I vividly remember when my writing muse awakened. I was a little girl, too young to have started school, curled up with my dad on our living room sofa. He had just finished reading aloud a children’s book about Osceola, the Seminole Indian chief who fought to keep a remnant of his tribe in Florida during the nineteenth century when most Native Americans were being forced west. I felt truly sad that the story had ended. More than forty years later, I can still recall the ache in my throat.
“The story’s gone,” I said.
“It’s not gone.” My dad put the book in my hands. “We could turn it around and start over at the beginning.”
As a blind child, I hadn’t clearly understood until that profound moment that books were permanent, that their magic could be enjoyed again and again. From that evening on, I felt a passionate call to write stories and save them up like treasures in books. Often during my school years, when I should have been solving math problems or studying spelling words, I was composing poetry or writing back cover material and title pages for novels I hoped to one day publish.
I was born in Chicago. But both of my parents grew up in Brighton, Colorado, a fairly small town north of Denver, and they missed their friends and families. They returned to Brighton before I could walk, and except for a few years away at college, I’ve lived in the same community all my life.

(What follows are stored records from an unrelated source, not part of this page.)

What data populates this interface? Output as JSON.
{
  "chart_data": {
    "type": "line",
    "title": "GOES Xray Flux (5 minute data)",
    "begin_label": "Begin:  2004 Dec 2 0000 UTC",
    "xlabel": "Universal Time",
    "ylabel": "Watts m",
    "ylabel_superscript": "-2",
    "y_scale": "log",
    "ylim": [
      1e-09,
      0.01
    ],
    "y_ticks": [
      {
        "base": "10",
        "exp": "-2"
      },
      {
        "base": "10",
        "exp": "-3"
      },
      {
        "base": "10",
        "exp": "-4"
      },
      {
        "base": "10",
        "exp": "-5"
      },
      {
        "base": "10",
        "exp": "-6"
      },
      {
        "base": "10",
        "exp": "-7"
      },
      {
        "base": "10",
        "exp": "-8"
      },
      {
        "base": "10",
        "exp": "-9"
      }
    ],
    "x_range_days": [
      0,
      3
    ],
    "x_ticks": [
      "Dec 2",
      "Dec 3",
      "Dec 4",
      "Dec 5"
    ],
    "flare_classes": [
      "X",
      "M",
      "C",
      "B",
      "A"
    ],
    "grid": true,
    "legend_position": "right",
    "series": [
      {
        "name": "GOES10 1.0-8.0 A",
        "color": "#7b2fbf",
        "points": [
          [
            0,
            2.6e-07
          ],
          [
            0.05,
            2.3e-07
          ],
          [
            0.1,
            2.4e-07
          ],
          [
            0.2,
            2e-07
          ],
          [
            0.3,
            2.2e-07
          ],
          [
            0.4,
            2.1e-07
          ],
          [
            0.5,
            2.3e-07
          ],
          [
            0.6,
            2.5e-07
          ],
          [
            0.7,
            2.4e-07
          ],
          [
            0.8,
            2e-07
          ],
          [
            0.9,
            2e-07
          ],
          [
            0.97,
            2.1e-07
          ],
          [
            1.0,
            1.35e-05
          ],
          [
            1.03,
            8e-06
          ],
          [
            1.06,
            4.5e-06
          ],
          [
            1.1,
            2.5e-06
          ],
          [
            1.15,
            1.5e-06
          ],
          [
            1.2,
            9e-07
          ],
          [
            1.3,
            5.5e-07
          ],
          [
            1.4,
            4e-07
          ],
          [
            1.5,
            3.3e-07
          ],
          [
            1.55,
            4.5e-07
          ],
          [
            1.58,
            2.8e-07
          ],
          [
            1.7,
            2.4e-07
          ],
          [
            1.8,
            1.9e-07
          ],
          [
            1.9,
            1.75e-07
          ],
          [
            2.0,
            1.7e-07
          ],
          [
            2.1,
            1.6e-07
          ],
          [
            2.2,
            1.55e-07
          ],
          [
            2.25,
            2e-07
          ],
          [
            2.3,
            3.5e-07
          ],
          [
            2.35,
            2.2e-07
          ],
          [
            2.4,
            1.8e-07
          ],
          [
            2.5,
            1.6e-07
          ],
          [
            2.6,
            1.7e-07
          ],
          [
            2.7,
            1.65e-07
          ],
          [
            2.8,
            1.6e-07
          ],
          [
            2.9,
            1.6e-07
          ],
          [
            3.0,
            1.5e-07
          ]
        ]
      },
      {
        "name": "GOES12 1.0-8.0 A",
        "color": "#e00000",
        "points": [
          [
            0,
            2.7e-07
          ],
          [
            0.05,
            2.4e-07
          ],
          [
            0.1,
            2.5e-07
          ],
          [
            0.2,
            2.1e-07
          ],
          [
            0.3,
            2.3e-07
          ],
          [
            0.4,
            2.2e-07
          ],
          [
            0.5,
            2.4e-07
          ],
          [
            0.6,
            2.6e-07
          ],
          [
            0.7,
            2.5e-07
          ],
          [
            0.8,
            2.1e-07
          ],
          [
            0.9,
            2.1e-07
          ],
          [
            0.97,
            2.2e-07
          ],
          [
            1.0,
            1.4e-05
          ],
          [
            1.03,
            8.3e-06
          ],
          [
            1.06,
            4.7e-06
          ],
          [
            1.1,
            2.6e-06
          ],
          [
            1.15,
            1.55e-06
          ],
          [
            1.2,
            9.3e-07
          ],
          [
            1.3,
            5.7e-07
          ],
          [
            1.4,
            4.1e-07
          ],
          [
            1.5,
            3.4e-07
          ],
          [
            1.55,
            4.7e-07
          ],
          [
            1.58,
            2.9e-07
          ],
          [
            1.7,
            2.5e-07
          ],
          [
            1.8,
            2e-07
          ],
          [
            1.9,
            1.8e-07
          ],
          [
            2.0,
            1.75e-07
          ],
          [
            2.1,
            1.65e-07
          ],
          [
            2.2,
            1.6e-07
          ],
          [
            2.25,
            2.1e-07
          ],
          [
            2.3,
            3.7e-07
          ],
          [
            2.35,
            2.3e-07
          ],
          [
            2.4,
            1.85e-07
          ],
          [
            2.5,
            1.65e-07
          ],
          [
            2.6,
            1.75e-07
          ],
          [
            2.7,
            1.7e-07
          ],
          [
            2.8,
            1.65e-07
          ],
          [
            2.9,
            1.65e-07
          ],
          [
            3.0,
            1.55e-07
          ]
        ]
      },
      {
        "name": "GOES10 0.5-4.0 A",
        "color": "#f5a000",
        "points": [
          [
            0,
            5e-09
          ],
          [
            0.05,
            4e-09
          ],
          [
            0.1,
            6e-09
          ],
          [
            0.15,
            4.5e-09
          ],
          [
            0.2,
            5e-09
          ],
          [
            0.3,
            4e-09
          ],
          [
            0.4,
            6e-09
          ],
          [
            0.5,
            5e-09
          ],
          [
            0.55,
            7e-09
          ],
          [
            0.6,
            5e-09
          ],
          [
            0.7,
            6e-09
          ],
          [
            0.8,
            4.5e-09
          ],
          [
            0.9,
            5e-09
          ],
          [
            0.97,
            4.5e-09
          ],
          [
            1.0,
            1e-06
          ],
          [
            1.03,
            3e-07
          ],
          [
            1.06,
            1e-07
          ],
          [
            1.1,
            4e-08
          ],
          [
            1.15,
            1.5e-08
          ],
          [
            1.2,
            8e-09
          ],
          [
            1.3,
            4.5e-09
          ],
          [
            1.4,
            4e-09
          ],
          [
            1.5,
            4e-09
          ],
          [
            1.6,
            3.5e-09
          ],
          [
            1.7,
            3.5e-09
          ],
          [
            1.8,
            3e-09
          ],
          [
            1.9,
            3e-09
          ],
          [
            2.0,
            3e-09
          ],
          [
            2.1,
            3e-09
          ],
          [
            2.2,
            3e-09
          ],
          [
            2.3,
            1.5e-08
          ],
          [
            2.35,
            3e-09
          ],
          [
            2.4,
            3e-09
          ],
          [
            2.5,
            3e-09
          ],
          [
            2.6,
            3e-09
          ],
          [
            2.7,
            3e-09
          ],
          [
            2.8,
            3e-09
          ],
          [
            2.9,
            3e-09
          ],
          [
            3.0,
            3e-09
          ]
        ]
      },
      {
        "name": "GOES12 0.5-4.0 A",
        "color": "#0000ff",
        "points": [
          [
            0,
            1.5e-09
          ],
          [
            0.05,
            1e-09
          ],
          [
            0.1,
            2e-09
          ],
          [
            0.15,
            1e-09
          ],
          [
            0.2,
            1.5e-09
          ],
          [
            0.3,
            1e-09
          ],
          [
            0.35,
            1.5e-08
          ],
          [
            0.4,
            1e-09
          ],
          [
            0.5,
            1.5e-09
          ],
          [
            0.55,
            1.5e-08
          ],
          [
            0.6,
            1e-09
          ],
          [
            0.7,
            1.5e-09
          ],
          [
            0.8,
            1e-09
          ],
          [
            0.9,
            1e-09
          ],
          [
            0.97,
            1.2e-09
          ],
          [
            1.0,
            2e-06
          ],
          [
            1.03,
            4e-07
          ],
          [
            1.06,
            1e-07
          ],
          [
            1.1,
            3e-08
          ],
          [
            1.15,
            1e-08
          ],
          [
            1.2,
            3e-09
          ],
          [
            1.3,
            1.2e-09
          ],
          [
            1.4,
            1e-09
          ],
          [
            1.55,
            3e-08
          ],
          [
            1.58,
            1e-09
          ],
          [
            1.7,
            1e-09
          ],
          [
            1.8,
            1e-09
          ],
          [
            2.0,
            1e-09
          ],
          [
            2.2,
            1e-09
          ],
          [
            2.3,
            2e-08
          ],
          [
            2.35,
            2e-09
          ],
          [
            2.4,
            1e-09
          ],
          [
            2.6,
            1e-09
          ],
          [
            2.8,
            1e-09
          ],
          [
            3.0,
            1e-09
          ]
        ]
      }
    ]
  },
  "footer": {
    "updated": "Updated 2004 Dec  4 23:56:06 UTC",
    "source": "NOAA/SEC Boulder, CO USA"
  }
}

It can be difficult living in the town where you came of age, where you’ve nearly reached fifty and people still remember you as a giggling kid. But it gives me a sense of belonging, too, a sense of place. I’d made it no secret throughout my childhood that I intended to be an author someday, so everyone in town expected me to make the New York Times Bestseller List when I hit adulthood—or maybe I just believed they all expected that of me. Besides that, it took me time to gain enough confidence to speak my truth without worrying about what my friends and neighbors thought. It’s intimidating to be known on a first name basis by a lot of people, or at least to have them acquainted with your parents and grandparents. It takes growing into your adult self, your writer self, before you recognize your own voice when you hear it.
In junior high, I interviewed a local author as part of a school project. Her advice has stayed with me for 35 years.
“When you write, think of yourself as a bird building a nest,” she said. “Your life gives you the material for your stories. You take a twig from here, a tuft of grass from there, a bit of string from somewhere else. Keep living a life full of experiences so you never run out of building materials.”
I usually write fiction, so my characters and what happens to them are made up. But some of the experiences and most of the underlying emotions come from what I know, what I’ve lived through, like that bird making a nest.
My novel, “The Bright Side of Darkness,” began as a short story for a high school English class. The writing was amateur, as one would expect from a teenager, but I fell madly in love with the five tough-talking, risk-taking boys and the blind girl who refused to admit her own vulnerability. I put the story away in a scrapbook but never forgot about it.
A few years later, when I needed to learn how to use a Word processor, I typed that story into a document so I’d have a large chunk of text to practice with. The writing embarrassed me some; it needed a lot of work. But I added and deleted text, moved paragraphs around, cut and pasted. And by the time I became proficient on the computer—a DOS machine with five-inch floppy disks and WordPerfect–the story had improved. From there, it took on a life of its own and grew into a novel.
I picked up my book and put it down several times over the next fifteen years as life happened, but my muse never left me for long. I honed my writing craft, participated in workshops and critique groups, took editing advice from many different people—there are no shortcuts. Then in 2014, my mom passed away suddenly in her late sixties. From the shock of that loss, I realized none of us know how long we will be fortunate enough to walk on this planet. I decided I better publish my book while I had the chance. I felt my message of mentoring, of how everyone can contribute to changing the world in a positive way, needed to be spread. So in June of 2015, I published my book on Amazon and Kindle. The audio version came out in October of that year. Making books available for readers unable to access the printed word is very important to me.
During the early years of my first marriage, my husband had fallen seriously ill with what would eventually be diagnosed as Lou Gehrig’s disease. Money was tight, to say the least. Since we were both home most of the time, our place became a hangout for kids and teens in our downtrodden neighborhood who needed snacks, homework help, Band-Aids for their skinned knees and air for their bike tires, and most of all, adult companionship and guidance. Those experiences in my twenties taught me that mentoring is a life-changing act in which we all can participate. All of my writing, whether it’s my novel, a short story, a blog post, an advocacy piece, or even a letter to an elected official, flows out of my deepest core values as a human being. I believe in living from a place of gratitude and putting love into tangible action.
To support my writing habit, I freelance as a braille textbook proofreader. My daughter, her dad and I share our home with my yellow Labrador guide dog, two cats, and a parakeet. I enjoy gardening in the summer and cooking and baking in the winter.